Matanov is said to be a friend of Dzhokhar and Tamerlan Tsarnaev, the two men accused of carrying out the Boston Bombings in March 2013.
The 23-year-old Kyrgyzstan national was not arrested for anything to do with the bombings.
It seems that after finding out his good friends were suspected terrorists, Matanov thought the best thing to do was to eliminate any connection to the pair.
His logic stemmed from the fact that he had supposedly voiced his support of the terrorist event during the immediate aftermath.
— 7News Boston (@7News) May 30, 2014
Matanov told others that he would consider it a “just cause” if the actions were committed in the name of Islam.
As the realization dawned on Matanov that his comments and connection to the brothers could lead the FBI to his doorstep, he began to change his tune.
He suddenly decided that the bombings were absolutely terrible. Federal authorities are also claiming he removed any and all images and references to the Tsarnaev brothers from his computer.

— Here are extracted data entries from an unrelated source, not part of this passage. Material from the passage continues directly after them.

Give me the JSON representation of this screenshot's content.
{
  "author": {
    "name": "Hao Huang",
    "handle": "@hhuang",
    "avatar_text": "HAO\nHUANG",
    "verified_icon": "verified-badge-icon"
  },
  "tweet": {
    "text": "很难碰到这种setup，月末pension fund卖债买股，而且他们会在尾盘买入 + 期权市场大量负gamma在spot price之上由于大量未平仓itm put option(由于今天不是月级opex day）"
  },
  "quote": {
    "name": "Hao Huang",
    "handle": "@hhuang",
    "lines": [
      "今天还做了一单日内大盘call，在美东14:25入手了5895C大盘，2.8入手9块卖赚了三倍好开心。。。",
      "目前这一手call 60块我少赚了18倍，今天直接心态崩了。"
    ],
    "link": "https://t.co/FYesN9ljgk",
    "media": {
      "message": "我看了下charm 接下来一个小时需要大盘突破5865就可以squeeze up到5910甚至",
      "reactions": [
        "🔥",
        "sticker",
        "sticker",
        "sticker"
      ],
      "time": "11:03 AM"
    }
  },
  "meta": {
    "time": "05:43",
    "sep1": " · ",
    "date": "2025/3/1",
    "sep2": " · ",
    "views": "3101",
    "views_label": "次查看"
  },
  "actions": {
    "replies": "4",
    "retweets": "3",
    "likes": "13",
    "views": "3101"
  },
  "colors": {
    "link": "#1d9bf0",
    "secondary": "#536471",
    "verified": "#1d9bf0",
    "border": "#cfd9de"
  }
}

Investigators in the Boston Bombings probe said that Matanov asked an unnamed friend to destroy his phone when it was revealed that Dzhokhar and Tamerlan Tsarnaev were the alleged bombers. That friend refused.
— Mark Katic (@MarkKWBZ) May 30, 2014
Matanov’s lawyer Edward Hayden said that his client never meant to disrupt the bombing probe.
“From what I can see,” said Hayden, “what [Matanov] said and did didn’t impede the investigation.”
The defense attorney described his client as “very frightened” and said that Matanov was “surprised” at being taken into custody.
— The Boston Globe (@BostonGlobe) May 30, 2014
Though 26-year-old Tamerlan Tsarnaev was killed during a confrontation with police, his 20-year-old brother Dzhokhar survived. The accused terrorist bomber will face 30 federal charges in his upcoming trial.
His former associate faces comparably minor charges. Matanov may be hoping for some form of sympathy in this hairy matter.
However when one voices an opinion that a devastating bombing could be a “just cause”, odds are that leniency will not be forthcoming.